New Poetry: "Virga" in The Cardiff Review
This blogpost is more or less just a way to announce, with slightly more extravagance, the arrival of my poem “Virga” into the published world. As most “real poets” say, one should let the poem speak for itself, but I can’t help but bestow a little backstory about this particular piece.
Like many of my poems, this one began with a particular phrase/image calling my attention. In this case, it was “the hands of lightning reaching down and pressing their thumbs to the earth.” Unlike many of my poems, the rest of the poem was written nearly all at once on the notes of my iPhone whilst trying to fall asleep that night. The next morning, I typed it all up (in a semi-sonnet form, if I remember correctly) and sent it off to my workshop classmates for Monday critique. It went through many iterations of rhymes and slant-rhymes, spacing attempts, and endings (with which I am never satisfied).

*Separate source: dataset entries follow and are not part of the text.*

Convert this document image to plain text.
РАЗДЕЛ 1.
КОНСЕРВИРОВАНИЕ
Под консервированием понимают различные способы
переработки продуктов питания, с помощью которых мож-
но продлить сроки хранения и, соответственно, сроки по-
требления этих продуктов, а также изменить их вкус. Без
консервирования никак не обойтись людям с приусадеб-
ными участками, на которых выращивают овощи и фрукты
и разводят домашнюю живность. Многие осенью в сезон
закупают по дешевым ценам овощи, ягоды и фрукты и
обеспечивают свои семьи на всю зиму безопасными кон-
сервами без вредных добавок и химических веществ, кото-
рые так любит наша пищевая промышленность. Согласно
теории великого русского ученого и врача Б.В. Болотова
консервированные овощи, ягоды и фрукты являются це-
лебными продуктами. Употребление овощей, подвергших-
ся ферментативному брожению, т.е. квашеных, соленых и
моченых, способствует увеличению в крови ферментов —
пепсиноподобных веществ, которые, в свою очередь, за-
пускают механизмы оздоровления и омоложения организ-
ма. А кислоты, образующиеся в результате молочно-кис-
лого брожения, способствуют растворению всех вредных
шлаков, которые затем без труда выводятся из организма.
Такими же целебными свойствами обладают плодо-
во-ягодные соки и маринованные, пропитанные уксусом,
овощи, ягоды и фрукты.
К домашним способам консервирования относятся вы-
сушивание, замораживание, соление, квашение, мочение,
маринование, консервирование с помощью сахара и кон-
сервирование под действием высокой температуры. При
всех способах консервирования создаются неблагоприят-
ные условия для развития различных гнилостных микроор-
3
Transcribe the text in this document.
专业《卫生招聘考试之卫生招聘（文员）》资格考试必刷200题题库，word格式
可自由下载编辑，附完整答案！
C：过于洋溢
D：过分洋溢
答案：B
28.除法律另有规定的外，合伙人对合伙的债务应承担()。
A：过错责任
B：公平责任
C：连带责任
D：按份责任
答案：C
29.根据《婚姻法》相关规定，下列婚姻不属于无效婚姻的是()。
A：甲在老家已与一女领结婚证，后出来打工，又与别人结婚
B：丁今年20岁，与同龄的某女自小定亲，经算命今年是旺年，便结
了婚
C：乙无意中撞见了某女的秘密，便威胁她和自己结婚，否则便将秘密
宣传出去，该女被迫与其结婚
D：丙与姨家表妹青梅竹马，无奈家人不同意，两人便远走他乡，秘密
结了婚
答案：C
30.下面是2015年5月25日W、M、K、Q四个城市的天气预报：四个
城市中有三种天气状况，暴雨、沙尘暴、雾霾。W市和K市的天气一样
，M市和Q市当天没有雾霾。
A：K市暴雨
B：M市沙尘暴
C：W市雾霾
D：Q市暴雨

Its published form with its liberal wide spacing is a far cry from my usually compact style.
Though I really should stop explaining it, I feel it worthwhile to set the scene. This poem is distinctly Kansan, as many of my poems are, and takes place during a particular weather phenomena when you can see a summer storm approaching from miles away – usually accompanied by a spectacular lightning show. The air is warm and thick, the windows are down, and the wide roads are uncommonly clear. Enter “Virga.”
A big thank you to The Cardiff Review for publishing and editing this poem. An even bigger thank you to my classmates and teachers at the University of Manchester for their suggestions and interpretations of this piece and many others.